Horizontal POD AutoScaler automatically scales deployment, ReplicationController, Replicaset, and StatefulSet based on perceived CPU utilization.

Vertical Pod Autoscaling recommends appropriate values for CPU and memory requests and limits, and it can automatically update these values.

Cluster Autoscaler Expands and reduces the size of a working node pool. It resizes the Kubernetes cluster based on the current utilization.

Controls the mirror pull source

Controls the mirror source that runs all containers in the cluster. If you allow your Pod to pull images from a common resource, you don’t know what’s really running inside.

If they are extracted from a trusted registry, policies can be applied on the registry to extract secure and authenticated images.

Continuous learning

Constantly evaluate the state and Settings of your application to learn and improve. For example, a review of the container’s historical memory usage leads to the conclusion that we can allocate less memory and save money in the long run.

Protect vital services

With Pod priority, you can decide how important it is to set up different services to run. For example, for better stability you need to make RabbitMQ Pods more important than your application pods. Or your entry controller Pods are more important than your data processing Pods to keep the service available to the user.

Zero down time

Enables zero downtime upgrades of clusters and services by running all services in HA. This will also ensure higher availability for your customers.

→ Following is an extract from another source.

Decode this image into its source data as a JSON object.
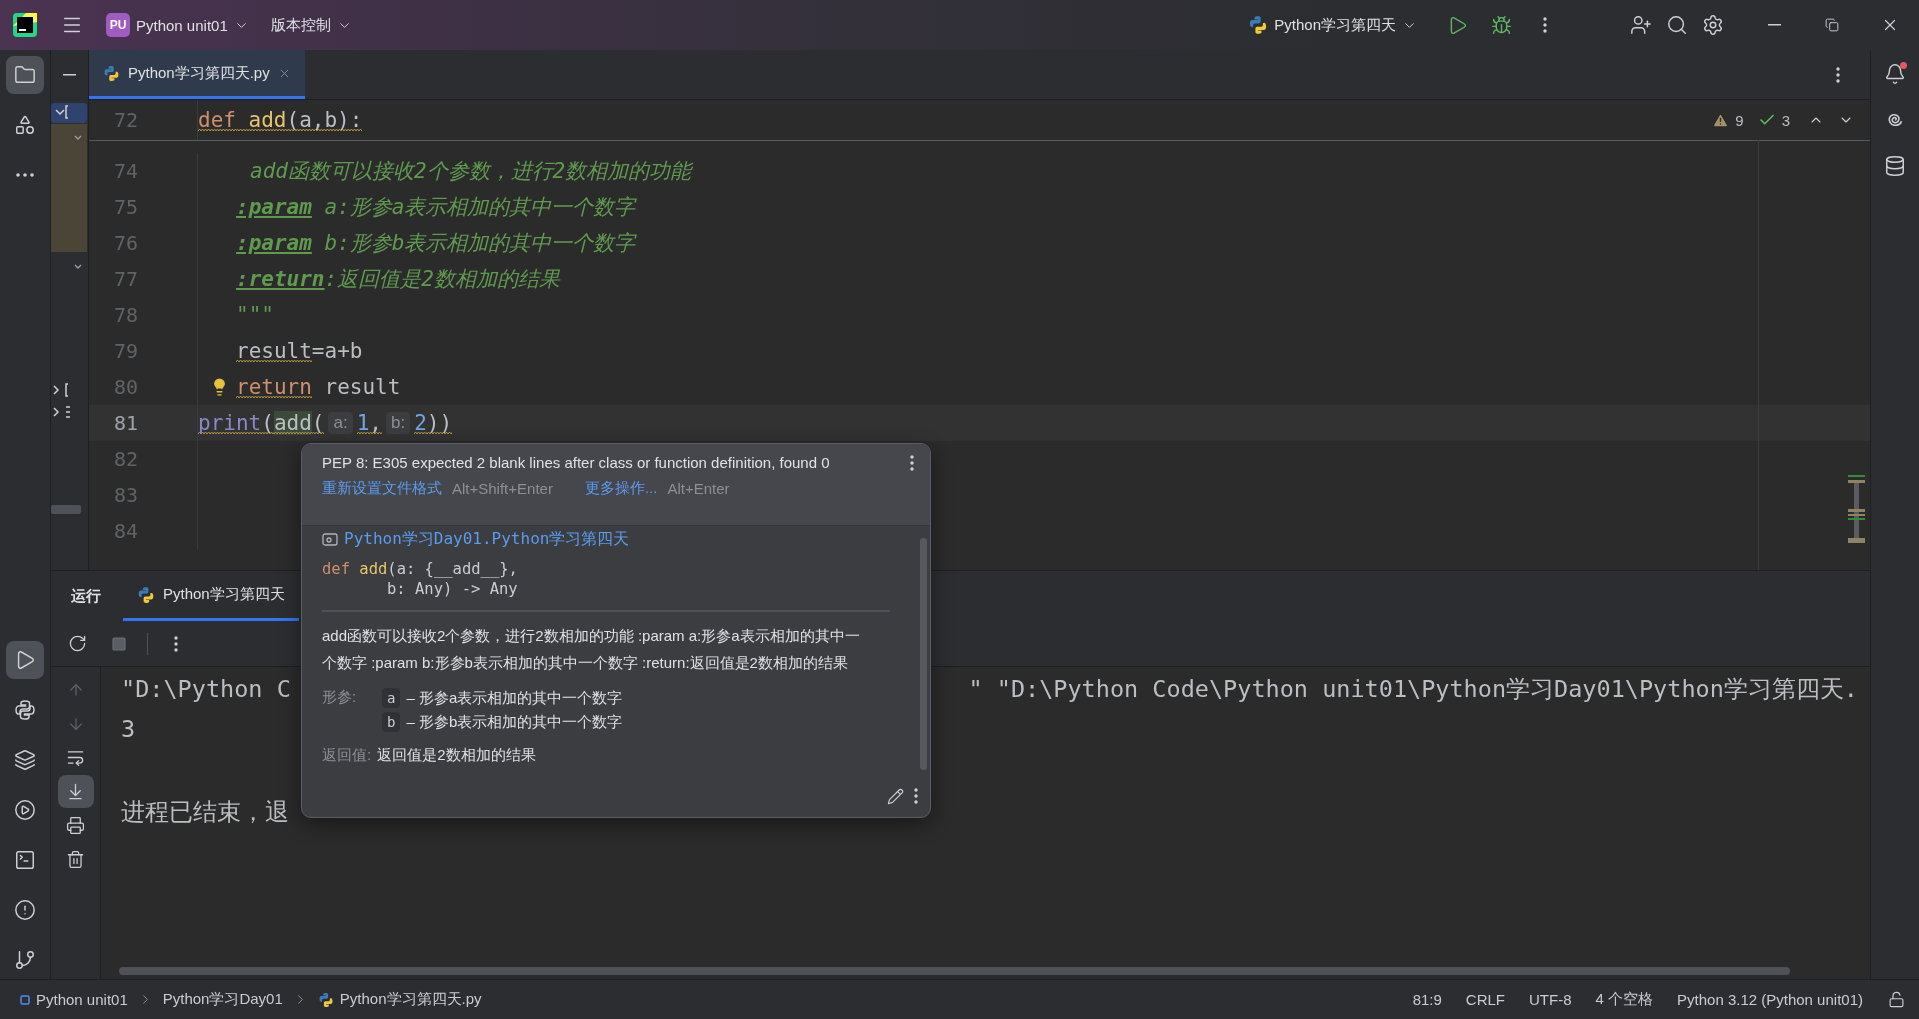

Use POD anti-affinity to ensure that multiple copies of a POD are scheduled on different nodes to ensure service availability through planned and unplanned cluster node outages.

My Disruptions policies, using POD Disruptions, at all costs ensure that you have the lowest number of POD copies!

Plan to fail

Hardware will eventually fail and software will eventually run. — (Michael Hutton)

conclusion

As we all know, Kubernetes has become the de facto choreography platform standard for DevOps. Kubernetes addresses the storms generated by production environments from the perspective of availability, scalability, security, resilience, resource management, and monitoring. Since many companies use Kubernetes in production, the best practices mentioned above must be followed to scale applications smoothly and reliably.